O foco em inteligência artificial não se restringe ao Web Summit, um evento passageiro, ou ao Hub do Alvalade, legado permanente da feira digital que será patrocinado por uma big tech. A Nova School of Business and Economics (Nova SBE), a mais bem avaliada faculdade de economia e negócios do país, acaba de fechar uma parceria com Harvard em torno do tema da inteligência artificial. A Nova SBE abrirá uma versão europeia do Digital Data Design Institute (DDDI) da universidade americana.

“Trabalhamos em parceria com empresas privadas, governos ou terceiro setor com o objetivo de descobrir quais as melhores aplicações para a inteligência artificial, sempre tendo no horizonte as questões éticas”, diz a portuguesa Lénia Mestrinho, diretora-executiva do DDDI europeu. Mestrinho já trabalhou com o Prêmio Nobel Muhammad Yunus —atual chefe de Estado do Bangladesh— no desenvolvimento de políticas públicas, e participou das negociações entre o governo português e a União Europeia durante a crise do Euro. Ela vê possibilidades de uso da inteligência artificial em áreas tão diversas quanto essas.

“Dizem que a inteligência artificial irá acabar com vários empregos. Não chego a crer totalmente nisso. Acredito que haverá uma mudança no mercado de trabalho, e quem não souber como usar inteligência artificial em seu dia a dia terá, sim, dificuldade de arranjar emprego”, afirma Mestrinho. O convênio com Harvard inclui a faculdade de Medicina da Universidade Nova. “As possibilidades do uso de dados e inteligência artificial na área de saúde são imensas.”
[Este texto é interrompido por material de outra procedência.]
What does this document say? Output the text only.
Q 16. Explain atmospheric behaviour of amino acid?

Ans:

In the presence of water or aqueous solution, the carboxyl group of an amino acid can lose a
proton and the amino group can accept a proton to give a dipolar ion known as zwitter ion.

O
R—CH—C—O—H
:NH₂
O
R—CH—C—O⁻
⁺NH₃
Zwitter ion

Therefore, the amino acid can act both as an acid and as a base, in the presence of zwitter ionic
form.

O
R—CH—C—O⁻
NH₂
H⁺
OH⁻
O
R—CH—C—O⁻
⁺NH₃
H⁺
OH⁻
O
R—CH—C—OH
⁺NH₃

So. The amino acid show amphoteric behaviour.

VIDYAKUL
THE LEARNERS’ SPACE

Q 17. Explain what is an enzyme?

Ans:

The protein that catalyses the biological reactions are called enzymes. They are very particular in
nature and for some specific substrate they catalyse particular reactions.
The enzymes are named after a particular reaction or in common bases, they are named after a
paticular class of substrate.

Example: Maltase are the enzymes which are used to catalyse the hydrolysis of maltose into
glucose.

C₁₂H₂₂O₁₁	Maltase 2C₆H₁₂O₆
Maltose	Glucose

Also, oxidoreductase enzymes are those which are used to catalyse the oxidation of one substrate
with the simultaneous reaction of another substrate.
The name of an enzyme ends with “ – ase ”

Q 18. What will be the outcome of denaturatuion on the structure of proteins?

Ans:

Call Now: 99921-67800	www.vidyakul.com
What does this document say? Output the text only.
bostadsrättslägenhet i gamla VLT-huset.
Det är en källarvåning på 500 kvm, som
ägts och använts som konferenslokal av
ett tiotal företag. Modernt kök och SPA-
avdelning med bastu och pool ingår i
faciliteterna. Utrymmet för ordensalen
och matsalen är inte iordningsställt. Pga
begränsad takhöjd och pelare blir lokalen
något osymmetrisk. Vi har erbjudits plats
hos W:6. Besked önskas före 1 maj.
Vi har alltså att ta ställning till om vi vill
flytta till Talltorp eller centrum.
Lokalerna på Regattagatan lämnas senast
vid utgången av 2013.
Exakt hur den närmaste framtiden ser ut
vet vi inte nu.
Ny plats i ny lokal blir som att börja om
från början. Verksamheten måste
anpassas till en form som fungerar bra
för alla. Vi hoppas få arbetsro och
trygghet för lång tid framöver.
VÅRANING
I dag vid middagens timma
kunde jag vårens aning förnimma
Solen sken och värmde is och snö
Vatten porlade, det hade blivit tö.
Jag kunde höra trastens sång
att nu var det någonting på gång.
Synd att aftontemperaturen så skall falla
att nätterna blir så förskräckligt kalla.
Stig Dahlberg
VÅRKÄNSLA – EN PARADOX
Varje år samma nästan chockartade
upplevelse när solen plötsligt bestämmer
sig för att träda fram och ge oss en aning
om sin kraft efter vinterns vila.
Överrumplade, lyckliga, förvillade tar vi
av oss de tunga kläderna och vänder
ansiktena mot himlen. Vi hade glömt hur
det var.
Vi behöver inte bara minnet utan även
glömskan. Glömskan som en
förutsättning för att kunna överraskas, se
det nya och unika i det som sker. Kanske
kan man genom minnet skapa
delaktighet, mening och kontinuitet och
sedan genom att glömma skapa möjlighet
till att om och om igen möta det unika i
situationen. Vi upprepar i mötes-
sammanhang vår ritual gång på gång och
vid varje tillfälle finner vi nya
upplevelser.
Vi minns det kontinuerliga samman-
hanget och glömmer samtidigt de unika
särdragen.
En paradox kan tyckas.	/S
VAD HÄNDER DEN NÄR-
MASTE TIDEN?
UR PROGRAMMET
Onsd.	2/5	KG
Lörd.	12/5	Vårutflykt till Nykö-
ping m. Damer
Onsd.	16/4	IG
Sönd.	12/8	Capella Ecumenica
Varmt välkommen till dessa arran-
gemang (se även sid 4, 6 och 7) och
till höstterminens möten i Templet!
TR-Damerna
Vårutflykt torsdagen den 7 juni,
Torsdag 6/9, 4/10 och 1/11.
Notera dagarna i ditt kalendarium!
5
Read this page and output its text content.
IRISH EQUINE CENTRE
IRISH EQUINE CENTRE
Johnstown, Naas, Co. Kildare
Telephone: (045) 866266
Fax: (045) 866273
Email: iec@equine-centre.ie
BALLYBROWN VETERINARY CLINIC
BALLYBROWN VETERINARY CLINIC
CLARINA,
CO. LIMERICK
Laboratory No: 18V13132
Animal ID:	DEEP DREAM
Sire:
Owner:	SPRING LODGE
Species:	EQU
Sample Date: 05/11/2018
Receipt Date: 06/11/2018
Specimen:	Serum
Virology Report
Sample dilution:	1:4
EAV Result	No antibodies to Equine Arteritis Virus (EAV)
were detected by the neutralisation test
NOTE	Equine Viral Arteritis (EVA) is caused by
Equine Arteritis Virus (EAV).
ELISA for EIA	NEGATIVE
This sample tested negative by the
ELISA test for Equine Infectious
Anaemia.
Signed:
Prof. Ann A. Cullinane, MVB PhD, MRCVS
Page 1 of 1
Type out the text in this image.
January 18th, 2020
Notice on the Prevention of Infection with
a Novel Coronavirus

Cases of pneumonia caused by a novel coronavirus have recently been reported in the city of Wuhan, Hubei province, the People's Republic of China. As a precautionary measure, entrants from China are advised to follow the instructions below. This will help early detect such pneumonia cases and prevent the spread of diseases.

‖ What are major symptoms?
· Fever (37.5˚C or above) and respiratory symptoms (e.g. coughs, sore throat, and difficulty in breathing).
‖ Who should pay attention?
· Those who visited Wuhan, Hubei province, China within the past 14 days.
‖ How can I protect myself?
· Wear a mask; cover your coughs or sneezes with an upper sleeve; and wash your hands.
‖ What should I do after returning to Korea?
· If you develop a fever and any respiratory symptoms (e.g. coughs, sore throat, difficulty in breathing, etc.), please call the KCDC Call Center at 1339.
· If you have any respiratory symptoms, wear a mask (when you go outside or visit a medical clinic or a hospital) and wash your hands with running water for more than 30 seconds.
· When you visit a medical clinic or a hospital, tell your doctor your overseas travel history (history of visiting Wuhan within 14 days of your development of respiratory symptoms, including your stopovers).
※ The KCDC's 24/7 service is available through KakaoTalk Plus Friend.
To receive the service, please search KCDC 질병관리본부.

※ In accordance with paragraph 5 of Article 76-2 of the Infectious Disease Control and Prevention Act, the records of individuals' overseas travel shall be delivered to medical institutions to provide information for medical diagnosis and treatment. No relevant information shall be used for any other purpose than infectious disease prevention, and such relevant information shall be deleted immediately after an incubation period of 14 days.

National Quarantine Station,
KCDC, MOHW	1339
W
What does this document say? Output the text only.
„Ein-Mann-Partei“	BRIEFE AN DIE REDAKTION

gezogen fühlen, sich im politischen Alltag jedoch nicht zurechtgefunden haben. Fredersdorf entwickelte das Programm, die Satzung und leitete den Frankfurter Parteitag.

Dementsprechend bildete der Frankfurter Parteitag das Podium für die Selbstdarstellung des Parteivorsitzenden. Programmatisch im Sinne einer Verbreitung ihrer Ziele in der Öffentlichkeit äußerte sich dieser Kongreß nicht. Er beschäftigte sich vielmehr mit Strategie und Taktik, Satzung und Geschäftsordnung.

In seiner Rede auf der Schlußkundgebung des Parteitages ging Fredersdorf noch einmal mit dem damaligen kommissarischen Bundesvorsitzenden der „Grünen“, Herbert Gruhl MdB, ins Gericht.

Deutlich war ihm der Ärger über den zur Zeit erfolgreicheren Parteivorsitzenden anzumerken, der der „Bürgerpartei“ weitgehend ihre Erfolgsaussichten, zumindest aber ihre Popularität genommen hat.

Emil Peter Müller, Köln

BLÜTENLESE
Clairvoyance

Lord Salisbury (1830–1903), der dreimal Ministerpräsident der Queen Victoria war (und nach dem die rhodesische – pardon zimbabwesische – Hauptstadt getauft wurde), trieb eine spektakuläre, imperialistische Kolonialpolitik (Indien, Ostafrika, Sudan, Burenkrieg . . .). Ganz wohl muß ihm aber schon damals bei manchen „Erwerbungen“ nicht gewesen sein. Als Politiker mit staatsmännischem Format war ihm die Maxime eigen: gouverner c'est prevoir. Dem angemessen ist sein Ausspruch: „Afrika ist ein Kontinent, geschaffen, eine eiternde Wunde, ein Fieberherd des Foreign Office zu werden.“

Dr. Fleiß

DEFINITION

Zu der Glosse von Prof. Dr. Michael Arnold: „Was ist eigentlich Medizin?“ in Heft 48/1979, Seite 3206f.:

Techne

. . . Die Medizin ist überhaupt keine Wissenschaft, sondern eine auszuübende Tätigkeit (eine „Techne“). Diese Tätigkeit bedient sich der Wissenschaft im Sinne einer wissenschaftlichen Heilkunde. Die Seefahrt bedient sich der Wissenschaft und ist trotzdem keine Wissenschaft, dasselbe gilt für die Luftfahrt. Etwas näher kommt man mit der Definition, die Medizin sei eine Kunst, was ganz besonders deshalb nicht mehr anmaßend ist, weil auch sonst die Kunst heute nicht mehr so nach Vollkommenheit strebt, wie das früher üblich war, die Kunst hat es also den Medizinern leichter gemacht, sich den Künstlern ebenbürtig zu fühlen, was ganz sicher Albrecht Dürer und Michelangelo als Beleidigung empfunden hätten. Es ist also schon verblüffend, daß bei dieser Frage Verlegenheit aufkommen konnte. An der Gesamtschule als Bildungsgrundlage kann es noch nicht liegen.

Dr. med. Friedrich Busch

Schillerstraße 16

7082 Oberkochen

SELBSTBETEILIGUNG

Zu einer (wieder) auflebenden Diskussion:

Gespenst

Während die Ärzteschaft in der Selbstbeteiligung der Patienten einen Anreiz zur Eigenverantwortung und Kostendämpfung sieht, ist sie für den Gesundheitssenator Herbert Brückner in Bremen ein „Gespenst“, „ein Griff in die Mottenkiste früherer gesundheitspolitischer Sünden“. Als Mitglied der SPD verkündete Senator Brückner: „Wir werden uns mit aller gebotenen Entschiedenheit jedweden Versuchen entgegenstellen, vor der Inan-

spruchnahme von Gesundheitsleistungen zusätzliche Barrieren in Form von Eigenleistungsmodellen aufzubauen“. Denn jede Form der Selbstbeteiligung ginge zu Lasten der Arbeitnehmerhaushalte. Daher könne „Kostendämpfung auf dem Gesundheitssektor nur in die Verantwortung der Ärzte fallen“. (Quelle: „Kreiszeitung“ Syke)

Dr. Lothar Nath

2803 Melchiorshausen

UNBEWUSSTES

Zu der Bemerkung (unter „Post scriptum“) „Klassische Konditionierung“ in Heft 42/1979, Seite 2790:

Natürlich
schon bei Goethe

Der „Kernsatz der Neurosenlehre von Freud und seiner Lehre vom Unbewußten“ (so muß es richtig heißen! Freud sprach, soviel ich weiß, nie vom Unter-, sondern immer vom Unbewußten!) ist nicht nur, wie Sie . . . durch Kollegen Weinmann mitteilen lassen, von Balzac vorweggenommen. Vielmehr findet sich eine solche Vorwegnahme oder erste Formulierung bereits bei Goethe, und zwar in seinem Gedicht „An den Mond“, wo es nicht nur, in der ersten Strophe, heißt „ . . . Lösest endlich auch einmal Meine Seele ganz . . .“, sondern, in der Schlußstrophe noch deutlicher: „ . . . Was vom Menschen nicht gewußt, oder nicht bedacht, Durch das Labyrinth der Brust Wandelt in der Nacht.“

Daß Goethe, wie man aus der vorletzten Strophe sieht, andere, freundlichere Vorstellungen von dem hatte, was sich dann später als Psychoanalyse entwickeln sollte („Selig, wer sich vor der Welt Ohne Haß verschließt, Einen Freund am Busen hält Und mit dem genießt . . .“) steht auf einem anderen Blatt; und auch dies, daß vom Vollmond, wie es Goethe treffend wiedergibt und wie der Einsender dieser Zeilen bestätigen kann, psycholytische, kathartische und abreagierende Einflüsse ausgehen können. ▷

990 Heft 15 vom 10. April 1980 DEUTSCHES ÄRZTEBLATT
Ela se refere, por exemplo, ao já citado uso de ferramentas para escolher o médico adequado para cada caso, a partir de uma análise minuciosa do histórico de cada paciente. Mestrinho também enxerga o uso da inteligência artificial para auxiliar diagnósticos. “A supervisão humana é sempre essencial, mas imagino que, com a análise prévia dos dados de um paciente, um clínico geral possa dar mais diagnósticos num período menor de tempo. Isso teria muita utilidade na medicina pública.”

De acordo com Mestrinho, os cursos de inteligência artificial da Nova têm uma procura cada vez maior. “Antes vinham apenas os executivos das áreas tecnológicas. Agora vem gente de todos os setores, pois as empresas perceberam que a nova tecnologia é transversal, irá afetar o dia a dia de todos os trabalhadores.” Para Mestrinho, a essência da inteligência artificial —ajudar as pessoas a tomaremmelhores decisões— provocará uma revolução no mundo do trabalho.

O Web Summit, os hubs da Unicorn Factory Lisboa e as parcerias da Nova SBE com empresas e governos fazem parte do que Gil Azevedo chama de “ecossistema”. Lisboa já é a sexta melhor cidade da Europa para abrir startups, de acordo com um estudo recente. No sul do continente, já ultrapassou Milão e persegue Barcelona —a terceira colocada, atrás de Londres e Berlim. Portugal ainda carece de escala, melhores conexões com o mercado europeu e abundância de capital para que as empresas que nascem no país consigam se desenvolver. O Web Summit, no entanto, cresce a cada ano, atestando que o país e a cidade trilham um caminho promissor.